H.B ise "Olay tarihinde sanık geldi. Bize hakaret etti." diye konuştu. Tüm arkadaşları ile aynı serviste çalıştığını anlatan M.S. şunları söyledi: "Biz hemşire odasında oturuyorduk. Sanık hemşire odasına geldi. Taburcu işlemlerinin bitirilip bitirilmediğini sordu. Bizde bilgi işlemde çalışan arkadaşın fotokopi çekmek için gittiğini söyledik. Bunun üzerine hepimize hakaret etti."
Olayı bizzat gördüğünü ve duyduğunu anlatan tanık T.V. yeminli ifadesinde "Olay tarihinde ben tansiyon ilacı almaya gitmiştim. Kadın bağırmaya başladı. Hemşirelere 'salak ve geri zekalı' diyerek bağırdı. Sanık kendi odalarında koridora çıktı ve oradan bağırdı." dedi.
Davaya katılanların iddiaları ve savunmanın alınmasının ardından mahkeme heyeti sanık hakkında, "kamu görevlisine, görevi nedeniyle hakaret' suçundan ayrıca 'aynı suçun birden fazla kişiye karşı, tek bir fiille işlenmesi' nedeniyle 531 gün hapisle ve karşılığı adli para cezası ile cezalandırılmasına karar verdi. Mahkeme 1/6 oranında iyi hal indirimi yaparak cezayı 442 güne indirdi. Sanığın aylık 600 TL gelirinin olmasını dikkate alan mahkeme 442 gün karşılığı adli para cezasını günlüğü 20 TL'den (442 gün X 20 TL) 8 bin 840 TL adli para cezası verdi. Sanığın 5 yıl boyunca denetim süresine tabi tutulmasına da karar verildi.

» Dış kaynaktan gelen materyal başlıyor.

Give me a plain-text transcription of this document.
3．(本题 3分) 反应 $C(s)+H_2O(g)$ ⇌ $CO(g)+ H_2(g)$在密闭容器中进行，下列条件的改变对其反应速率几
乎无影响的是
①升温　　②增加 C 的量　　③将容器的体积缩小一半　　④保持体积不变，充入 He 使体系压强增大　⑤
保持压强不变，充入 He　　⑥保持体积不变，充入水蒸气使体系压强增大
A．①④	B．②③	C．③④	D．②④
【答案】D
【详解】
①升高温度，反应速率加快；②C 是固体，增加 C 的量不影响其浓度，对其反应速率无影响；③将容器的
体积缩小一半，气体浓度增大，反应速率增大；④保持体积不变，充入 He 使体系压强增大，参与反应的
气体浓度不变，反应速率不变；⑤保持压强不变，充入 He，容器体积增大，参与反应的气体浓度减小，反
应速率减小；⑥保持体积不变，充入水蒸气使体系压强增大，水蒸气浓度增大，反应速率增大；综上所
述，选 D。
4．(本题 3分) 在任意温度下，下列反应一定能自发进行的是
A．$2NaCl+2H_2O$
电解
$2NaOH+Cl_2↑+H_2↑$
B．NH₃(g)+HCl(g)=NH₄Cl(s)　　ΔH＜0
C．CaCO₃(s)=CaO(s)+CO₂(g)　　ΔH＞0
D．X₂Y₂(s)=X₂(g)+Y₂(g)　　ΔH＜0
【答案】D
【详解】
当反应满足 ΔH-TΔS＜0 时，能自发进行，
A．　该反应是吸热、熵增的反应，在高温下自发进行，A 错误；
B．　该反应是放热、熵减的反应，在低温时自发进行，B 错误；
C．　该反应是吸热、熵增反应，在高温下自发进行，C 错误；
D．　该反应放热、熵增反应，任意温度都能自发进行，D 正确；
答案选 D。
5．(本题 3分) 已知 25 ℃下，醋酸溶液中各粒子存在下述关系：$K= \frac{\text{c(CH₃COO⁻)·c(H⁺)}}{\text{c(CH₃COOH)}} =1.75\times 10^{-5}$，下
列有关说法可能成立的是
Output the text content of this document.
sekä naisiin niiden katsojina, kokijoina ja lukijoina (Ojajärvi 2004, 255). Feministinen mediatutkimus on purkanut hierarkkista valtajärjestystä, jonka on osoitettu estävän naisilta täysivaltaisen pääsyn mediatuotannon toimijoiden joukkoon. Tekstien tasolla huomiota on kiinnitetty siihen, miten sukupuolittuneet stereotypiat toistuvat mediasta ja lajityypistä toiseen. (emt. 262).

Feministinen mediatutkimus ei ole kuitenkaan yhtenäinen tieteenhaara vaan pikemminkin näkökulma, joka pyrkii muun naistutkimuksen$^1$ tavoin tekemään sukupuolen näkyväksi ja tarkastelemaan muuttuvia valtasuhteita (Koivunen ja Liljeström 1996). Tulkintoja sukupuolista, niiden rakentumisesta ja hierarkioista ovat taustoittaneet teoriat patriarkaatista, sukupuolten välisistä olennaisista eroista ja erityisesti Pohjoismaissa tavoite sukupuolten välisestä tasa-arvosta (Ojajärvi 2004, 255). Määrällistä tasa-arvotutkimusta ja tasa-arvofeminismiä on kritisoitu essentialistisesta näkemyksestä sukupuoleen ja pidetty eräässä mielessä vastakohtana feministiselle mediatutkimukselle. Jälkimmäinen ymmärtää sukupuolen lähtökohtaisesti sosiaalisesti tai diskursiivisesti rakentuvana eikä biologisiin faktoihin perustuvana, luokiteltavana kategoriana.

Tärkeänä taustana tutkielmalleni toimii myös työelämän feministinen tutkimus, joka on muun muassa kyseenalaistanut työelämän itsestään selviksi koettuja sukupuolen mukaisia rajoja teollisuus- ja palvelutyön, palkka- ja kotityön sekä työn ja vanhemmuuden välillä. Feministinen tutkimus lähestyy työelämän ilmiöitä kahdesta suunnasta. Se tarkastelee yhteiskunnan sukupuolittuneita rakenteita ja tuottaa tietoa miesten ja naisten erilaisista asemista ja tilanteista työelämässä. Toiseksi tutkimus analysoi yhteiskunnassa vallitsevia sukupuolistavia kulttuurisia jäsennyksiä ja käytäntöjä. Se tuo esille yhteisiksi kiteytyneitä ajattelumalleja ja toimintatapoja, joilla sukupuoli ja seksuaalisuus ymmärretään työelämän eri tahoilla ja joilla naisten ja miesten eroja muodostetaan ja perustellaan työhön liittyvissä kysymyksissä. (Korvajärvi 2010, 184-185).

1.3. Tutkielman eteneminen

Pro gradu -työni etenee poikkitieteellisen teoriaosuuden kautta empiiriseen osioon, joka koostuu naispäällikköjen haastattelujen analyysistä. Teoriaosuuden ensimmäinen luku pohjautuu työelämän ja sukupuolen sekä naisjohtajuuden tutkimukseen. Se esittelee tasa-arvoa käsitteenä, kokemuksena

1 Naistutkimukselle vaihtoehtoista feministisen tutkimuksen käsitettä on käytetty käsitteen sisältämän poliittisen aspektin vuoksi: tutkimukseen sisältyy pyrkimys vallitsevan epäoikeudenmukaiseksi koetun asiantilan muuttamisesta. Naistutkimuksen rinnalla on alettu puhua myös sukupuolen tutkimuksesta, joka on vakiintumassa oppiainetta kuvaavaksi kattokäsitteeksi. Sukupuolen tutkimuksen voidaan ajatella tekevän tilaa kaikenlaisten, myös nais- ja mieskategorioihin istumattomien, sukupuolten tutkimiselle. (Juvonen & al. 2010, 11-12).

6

CAYDIRICI CEZALAR ŞİDDETİN ÖNÜNE GEÇMEK İÇİN ÇOK ÖNEMLİ
Mahkemenin verdiği karar ile ilgili bir değerlendirme yapan Türk Sağlık-Sen Genel Başkanı Önder Kahveci caydırıcı cezaların önemine dikkat çekti. 17 Nisan 2012'de Dr. Ersin Arslan'ın hasta yakını tarafından öldürülmesinin ardından sağlıkta şiddetin önüne geçilmesi adına bazı çalışmalar yapıldığını kaydeden Kahveci, "Fakat şiddetin önüne bir türü geçilemedi. Biz Türk Sağlık-Sen olarak bu konuda atılacak en doğru ve etkin adımın cezaların arttırılması olduğunu düşünüyoruz. Caydırıcı cezalar bu nedenle çok önemli ve gereklidir. Bu anlamda bakıldığında mahkemenin verdiği bu karar caydırıcılığa önemli bir örnek olarak değerlendirilebilir." Diye konuştu. Kahveci, Türk Ceza Kanunu'nda (TCK) bir an önce düzenleme yapılarak sağlık çalışanlarına görevleri başında şiddet uygulayanlara ağır, etkin ve caydırıcı cezaların yürürlüğe girmesi gerektiğini ancak böylelikle şiddetin önüne geçilebileceğini kaydetti.